Delírios Tipicamente Norte-Americanos V

PRESOS NO LABORATÓRIO SECRETO DOS ANUNNAKI

“Alô, Kepler?”

“Quem é? Quem foi que te passou o número?”

“Deixe de tolices, Kep! Sou eu, o Joe!”

“Joe? Crimson Joe? De onde está falando, homem?”

“Estou aqui.”

“Aqui? Aqui onde?”

“Aqui fora, Kep. Quero entrar.”

“De jeito nenhum. Tive o maior trabalho para conseguir esse emprego. Você não vai ferrar com tudo dessa vez.”

“Já não me desculpei? Eu não imaginava que aquilo não era lixo. Parecia com papel velho, e os ossos, bem... nem mesmo os cachorros quiseram roe-los.”

“Eram textos egípcios, Joe, papiros antigos. E aqueles ossos eram de pedra, estavam fossilizados, nenhum cão em sã consciência ia querê-los. Eram ossos de macaco pré-histórico, ou coisa assim. Fui despedido do museu por sua causa, e ainda tive de escutar um monte de ofensas do curador, que até quis me surrar.”

“Mas já está empregado de novo, não está? Vamos, esqueça o passado, rapaz. Me dê uma chance de provar que estou mudado. Tenho um plano ótimo dessa vez.”

“Um plano? Ainda está com aquela mania de dominar o mundo? E aquele psicólogo que te indiquei, o Dr. Lung? Não resolveu o seu problema?”

“Ele era muito careiro, então tive de analisá-lo eu mesmo. Ensinei-lhe como não extorquir mais o dinheiro suado dos outros.”

“É? E como fez isso, posso saber?”

“Arranquei sua língua. Sem ela, duvido que cobre tanta grana por uma consulta.”

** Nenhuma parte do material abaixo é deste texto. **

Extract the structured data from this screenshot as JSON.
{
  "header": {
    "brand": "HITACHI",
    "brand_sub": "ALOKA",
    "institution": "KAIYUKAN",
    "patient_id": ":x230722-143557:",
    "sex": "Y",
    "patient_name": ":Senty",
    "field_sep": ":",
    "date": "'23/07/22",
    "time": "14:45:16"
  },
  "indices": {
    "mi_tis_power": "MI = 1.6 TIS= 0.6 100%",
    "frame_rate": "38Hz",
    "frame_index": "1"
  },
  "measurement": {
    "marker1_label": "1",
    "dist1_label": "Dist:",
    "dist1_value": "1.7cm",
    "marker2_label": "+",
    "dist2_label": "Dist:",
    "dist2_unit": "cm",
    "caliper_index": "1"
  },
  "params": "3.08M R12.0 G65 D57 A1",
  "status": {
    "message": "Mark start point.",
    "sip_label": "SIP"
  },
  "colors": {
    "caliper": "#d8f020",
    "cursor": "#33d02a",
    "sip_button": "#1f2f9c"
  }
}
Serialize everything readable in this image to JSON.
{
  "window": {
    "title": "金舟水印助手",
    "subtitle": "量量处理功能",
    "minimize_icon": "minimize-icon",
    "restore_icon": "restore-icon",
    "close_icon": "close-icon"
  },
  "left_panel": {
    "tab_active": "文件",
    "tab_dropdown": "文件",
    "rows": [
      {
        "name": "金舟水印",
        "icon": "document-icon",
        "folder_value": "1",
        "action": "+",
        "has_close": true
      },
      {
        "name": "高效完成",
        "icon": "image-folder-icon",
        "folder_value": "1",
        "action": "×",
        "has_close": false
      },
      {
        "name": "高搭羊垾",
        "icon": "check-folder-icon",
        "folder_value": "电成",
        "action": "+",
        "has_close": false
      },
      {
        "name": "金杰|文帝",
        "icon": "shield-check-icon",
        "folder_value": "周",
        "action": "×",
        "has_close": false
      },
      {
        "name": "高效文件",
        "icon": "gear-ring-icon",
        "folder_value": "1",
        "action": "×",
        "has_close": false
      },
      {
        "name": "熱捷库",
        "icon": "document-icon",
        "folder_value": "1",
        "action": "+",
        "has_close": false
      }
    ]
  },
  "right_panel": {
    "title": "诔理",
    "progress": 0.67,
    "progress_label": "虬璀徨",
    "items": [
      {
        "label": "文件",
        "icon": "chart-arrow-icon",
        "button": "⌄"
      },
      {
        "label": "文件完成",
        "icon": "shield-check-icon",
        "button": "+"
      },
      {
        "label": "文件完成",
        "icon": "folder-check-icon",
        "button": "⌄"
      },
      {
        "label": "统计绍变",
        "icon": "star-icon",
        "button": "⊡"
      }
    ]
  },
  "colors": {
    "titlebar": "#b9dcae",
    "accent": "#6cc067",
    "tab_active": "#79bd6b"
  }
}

“Você não mudou nada. Certo, Joe... Está aí no portão?”

“Sim, Kep, estou.”

“Está vendo uma pedra cinzenta e comprida, bem próxima do alambrado, onde escreveram com tinta vermelha: 'Nixon loves a lizard'?

“Deixe-me ver... Sim, sim, estou vendo. Tem uma outra ao pedra lado dela, com os dizeres: 'Reagan remains the same'.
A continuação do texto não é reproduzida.